At each step in the process, clearly, communicate the action you want the prospect to take and when that action is required. I can recall being at one of my pharmaceutical customer accounts and watching the key players scrambling to gather information or complete an activity in preparation for the next day's milestone meeting.
Many sales reps skirt by or ignore objections, but they will only reappear again and block your forward progress. It is a best practice to preempt objections whenever possible. Bring up any issues you feel may become a roadblock and eliminate or neutralize them. You can also re-frame concerns to provide a different perspective that will take them out of the picture. Then gain agreement that they are no longer an issue.
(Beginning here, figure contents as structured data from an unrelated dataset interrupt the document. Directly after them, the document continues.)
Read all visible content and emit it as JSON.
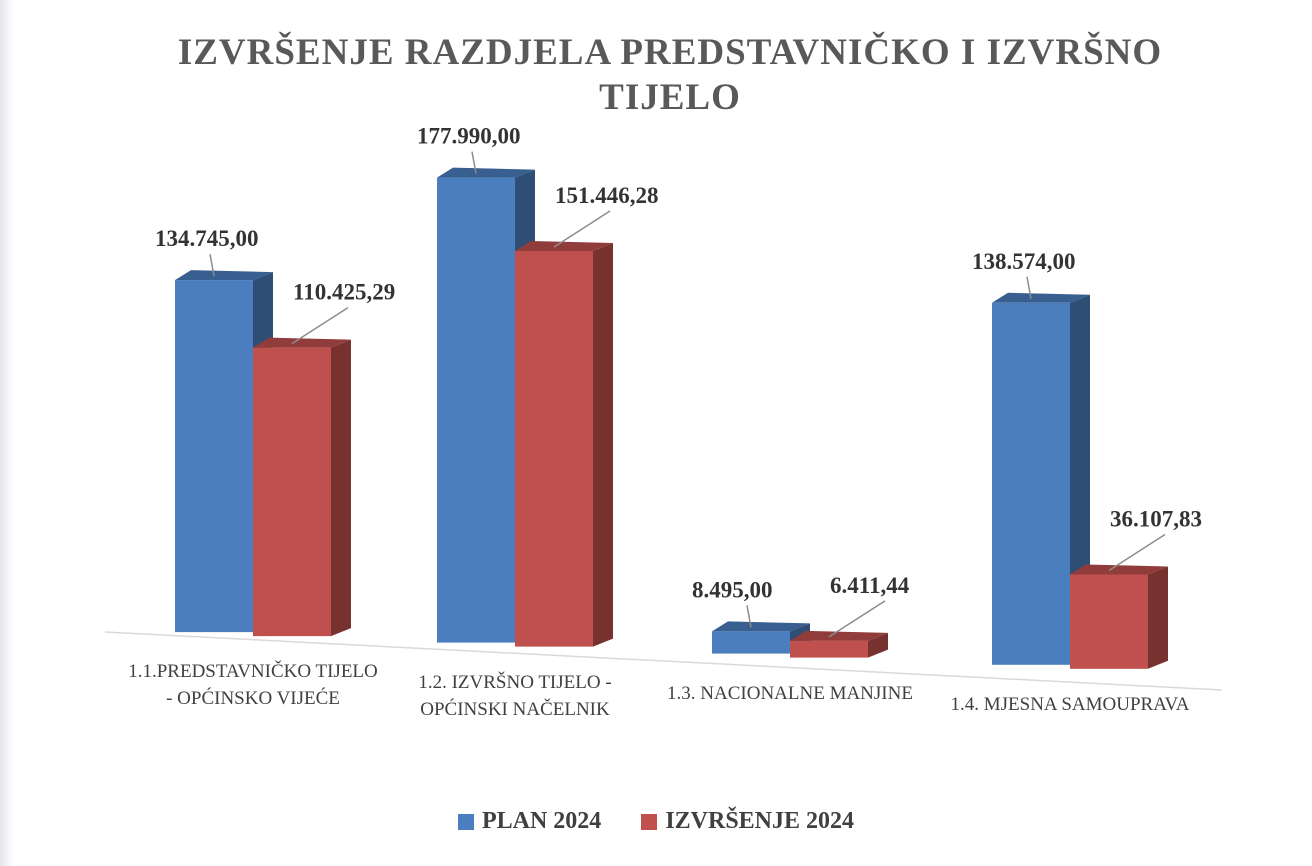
{
  "chart_data": {
    "type": "bar3d",
    "title": "IZVRŠENJE RAZDJELA PREDSTAVNIČKO I IZVRŠNO TIJELO",
    "categories": [
      "1.1.PREDSTAVNIČKO TIJELO - OPĆINSKO VIJEĆE",
      "1.2. IZVRŠNO TIJELO - OPĆINSKI NAČELNIK",
      "1.3. NACIONALNE MANJINE",
      "1.4. MJESNA SAMOUPRAVA"
    ],
    "series": [
      {
        "name": "PLAN 2024",
        "color": "#4a7ebf",
        "values": [
          134745,
          177990,
          8495,
          138574
        ],
        "value_labels": [
          "134.745,00",
          "177.990,00",
          "8.495,00",
          "138.574,00"
        ]
      },
      {
        "name": "IZVRŠENJE 2024",
        "color": "#c0504d",
        "values": [
          110425.29,
          151446.28,
          6411.44,
          36107.83
        ],
        "value_labels": [
          "110.425,29",
          "151.446,28",
          "6.411,44",
          "36.107,83"
        ]
      }
    ],
    "legend": "bottom"
  }
}
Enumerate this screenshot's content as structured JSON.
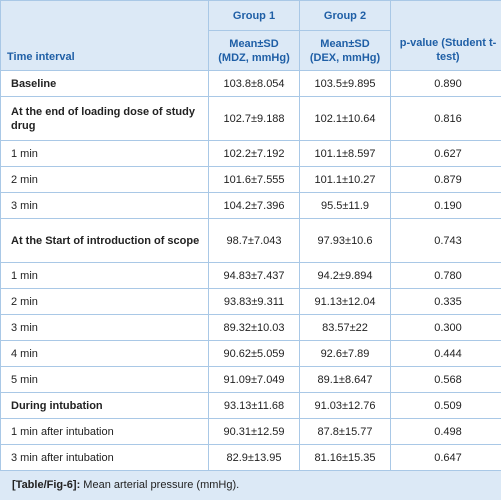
{
  "header": {
    "group1": "Group 1",
    "group2": "Group 2",
    "time_interval": "Time interval",
    "col2": "Mean±SD (MDZ, mmHg)",
    "col3": "Mean±SD (DEX, mmHg)",
    "col4": "p-value (Student t-test)"
  },
  "table": {
    "rows": [
      {
        "cells": [
          "Baseline",
          "103.8±8.054",
          "103.5±9.895",
          "0.890"
        ],
        "emphasis": true
      },
      {
        "cells": [
          "At the end of loading dose of study drug",
          "102.7±9.188",
          "102.1±10.64",
          "0.816"
        ],
        "emphasis": true
      },
      {
        "cells": [
          "1 min",
          "102.2±7.192",
          "101.1±8.597",
          "0.627"
        ],
        "emphasis": false
      },
      {
        "cells": [
          "2 min",
          "101.6±7.555",
          "101.1±10.27",
          "0.879"
        ],
        "emphasis": false
      },
      {
        "cells": [
          "3 min",
          "104.2±7.396",
          "95.5±11.9",
          "0.190"
        ],
        "emphasis": false
      },
      {
        "cells": [
          "At the Start of introduction of scope",
          "98.7±7.043",
          "97.93±10.6",
          "0.743"
        ],
        "emphasis": true
      },
      {
        "cells": [
          "1 min",
          "94.83±7.437",
          "94.2±9.894",
          "0.780"
        ],
        "emphasis": false
      },
      {
        "cells": [
          "2 min",
          "93.83±9.311",
          "91.13±12.04",
          "0.335"
        ],
        "emphasis": false
      },
      {
        "cells": [
          "3 min",
          "89.32±10.03",
          "83.57±22",
          "0.300"
        ],
        "emphasis": false
      },
      {
        "cells": [
          "4 min",
          "90.62±5.059",
          "92.6±7.89",
          "0.444"
        ],
        "emphasis": false
      },
      {
        "cells": [
          "5 min",
          "91.09±7.049",
          "89.1±8.647",
          "0.568"
        ],
        "emphasis": false
      },
      {
        "cells": [
          "During intubation",
          "93.13±11.68",
          "91.03±12.76",
          "0.509"
        ],
        "emphasis": true
      },
      {
        "cells": [
          "1 min after intubation",
          "90.31±12.59",
          "87.8±15.77",
          "0.498"
        ],
        "emphasis": false
      },
      {
        "cells": [
          "3 min after intubation",
          "82.9±13.95",
          "81.16±15.35",
          "0.647"
        ],
        "emphasis": false
      }
    ]
  },
  "caption": {
    "tag": "[Table/Fig-6]:",
    "text": "Mean arterial pressure (mmHg)."
  }
}
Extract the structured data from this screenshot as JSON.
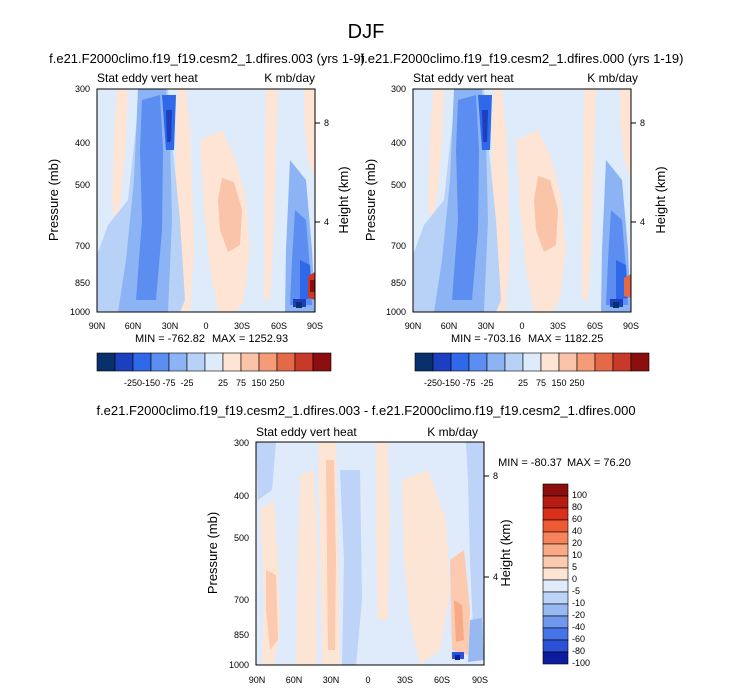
{
  "page_title": "DJF",
  "chart_data": [
    {
      "type": "heatmap",
      "title": "f.e21.F2000climo.f19_f19.cesm2_1.dfires.003 (yrs 1-9)",
      "left_label": "Stat eddy vert heat",
      "right_label": "K mb/day",
      "ylabel": "Pressure (mb)",
      "y2label": "Height (km)",
      "xticks": [
        "90N",
        "60N",
        "30N",
        "0",
        "30S",
        "60S",
        "90S"
      ],
      "yticks": [
        "300",
        "400",
        "500",
        "700",
        "850",
        "1000"
      ],
      "y2ticks": [
        "8",
        "4"
      ],
      "min_label": "MIN = -762.82",
      "max_label": "MAX = 1252.93",
      "colorbar_labels": [
        "-250",
        "-150",
        "-75",
        "-25",
        "25",
        "75",
        "150",
        "250"
      ],
      "min_value": -762.82,
      "max_value": 1252.93
    },
    {
      "type": "heatmap",
      "title": "f.e21.F2000climo.f19_f19.cesm2_1.dfires.000 (yrs 1-19)",
      "left_label": "Stat eddy vert heat",
      "right_label": "K mb/day",
      "ylabel": "Pressure (mb)",
      "y2label": "Height (km)",
      "xticks": [
        "90N",
        "60N",
        "30N",
        "0",
        "30S",
        "60S",
        "90S"
      ],
      "yticks": [
        "300",
        "400",
        "500",
        "700",
        "850",
        "1000"
      ],
      "y2ticks": [
        "8",
        "4"
      ],
      "min_label": "MIN = -703.16",
      "max_label": "MAX = 1182.25",
      "colorbar_labels": [
        "-250",
        "-150",
        "-75",
        "-25",
        "25",
        "75",
        "150",
        "250"
      ],
      "min_value": -703.16,
      "max_value": 1182.25
    },
    {
      "type": "heatmap",
      "title": "f.e21.F2000climo.f19_f19.cesm2_1.dfires.003 - f.e21.F2000climo.f19_f19.cesm2_1.dfires.000",
      "left_label": "Stat eddy vert heat",
      "right_label": "K mb/day",
      "ylabel": "Pressure (mb)",
      "y2label": "Height (km)",
      "xticks": [
        "90N",
        "60N",
        "30N",
        "0",
        "30S",
        "60S",
        "90S"
      ],
      "yticks": [
        "300",
        "400",
        "500",
        "700",
        "850",
        "1000"
      ],
      "y2ticks": [
        "8",
        "4"
      ],
      "min_label": "MIN = -80.37",
      "max_label": "MAX =  76.20",
      "colorbar_labels": [
        "100",
        "80",
        "60",
        "40",
        "20",
        "10",
        "5",
        "0",
        "-5",
        "-10",
        "-20",
        "-40",
        "-60",
        "-80",
        "-100"
      ],
      "min_value": -80.37,
      "max_value": 76.2
    }
  ],
  "colors": {
    "div_top": [
      "#08306b",
      "#1c3fc0",
      "#2f68e8",
      "#5b8ef0",
      "#8cb3f3",
      "#b8d2f7",
      "#deebfb",
      "#fde4d4",
      "#fac4a8",
      "#f59b77",
      "#e46a47",
      "#c8392a",
      "#8b0e0e"
    ],
    "div_diff": [
      "#8b0e0e",
      "#b51d14",
      "#d83019",
      "#ee5a33",
      "#f6835c",
      "#f9a985",
      "#fbcaaf",
      "#fde5d6",
      "#dfeafb",
      "#bdd3f7",
      "#98b8f2",
      "#6e98ed",
      "#4674e8",
      "#2b52d6",
      "#0c1c9e"
    ]
  }
}
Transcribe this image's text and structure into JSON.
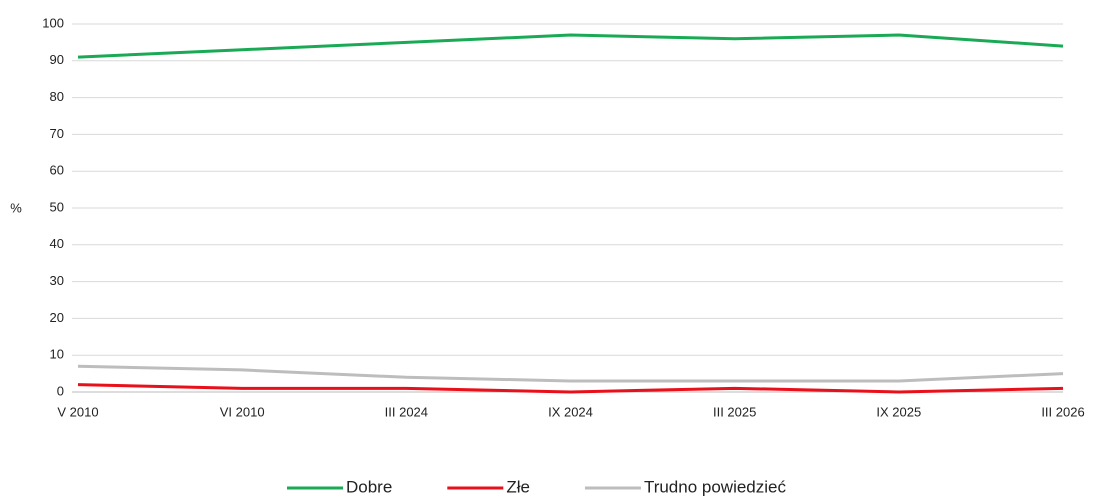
{
  "chart_data": {
    "type": "line",
    "y_label": "%",
    "categories": [
      "V 2010",
      "VI 2010",
      "III 2024",
      "IX 2024",
      "III 2025",
      "IX 2025",
      "III 2026"
    ],
    "series": [
      {
        "name": "Dobre",
        "color": "#1aaa55",
        "values": [
          91,
          93,
          95,
          97,
          96,
          97,
          94
        ]
      },
      {
        "name": "Złe",
        "color": "#e8101a",
        "values": [
          2,
          1,
          1,
          0,
          1,
          0,
          1
        ]
      },
      {
        "name": "Trudno powiedzieć",
        "color": "#bdbdbd",
        "values": [
          7,
          6,
          4,
          3,
          3,
          3,
          5
        ]
      }
    ],
    "ylim": [
      0,
      100
    ],
    "yticks": [
      0,
      10,
      20,
      30,
      40,
      50,
      60,
      70,
      80,
      90,
      100
    ],
    "grid": true,
    "legend": "bottom"
  }
}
Get on the Same Side of the Desk
As an ongoing process, you should be working on the same side of the desk with the prospect. Work to develop a collaborative relationship, so the customer takes co-ownership for the recommendation. Be engaged and be passionate about your solution. My customers were engaged and excited because I was engaged and excited about the solutions I was recommending. When you are working together toward a goal, the prospect will also be passionate about successfully achieving the agreed upon goal.
Stop Fearing Price Rejections
Don't fear that your price is higher than that of the competition. I once sold a solution that was $100,000 more than my competitor. However, the customer agreed that my recommendation was a better fit, the ROI would be achieved faster and with fewer issues. So, I got the order.
You've Earned It, Ask for It
Finally, an explicit, concise, straightforward request for a commitment is the best request. You have earned it, and the prospect understands the value of the recommendation, so there is no reason not to ask for it. Too many salespeople fail to plan the commitment as their goal for each call. I have observed people make weak requests such as "So, what do you think?" That question may get information, but the buyers I spoke to did not view that as a request for a commitment. Also, many people miss buying signals, such as requests for more information, product availability time-frames, or pricing structures.
At the end of the call, I recommend summarizing the information covered, any criteria discussion, and how your solutions is a match. Then state the next logical step you want the customer to take and ask for the commitment.
Two Final Notes on Commitments.
First, don't be afraid to walk away. Your time is valuable. I walked away on a few occasions. One customer wanted such a low price that I couldn't even cover my costs. I thought I could be working at the local fast food restaurant and make more money than a deal with him would net. So, I walked away. On another occasion, the prospect just pushed the dates out further and further each time and continued to ask for more and more extraneous information. I walked away again. Later, I found his close relative was an executive of a significant competitor, and he was not going to change vendors. But, never say never. Two years later, another person was in his role, and I returned to sell an extensive enterprise solution.
Once you gain the commitment, stop selling. I've seen sales reps make a sale and then continue selling only to stall or lose the sale. That is because the conversation generated new questions or objections. So as my mentor said, "Don't sell it and then un-sell it!"
If it is the right solution, earn it, ask for it, and then stop selling and thank the customer!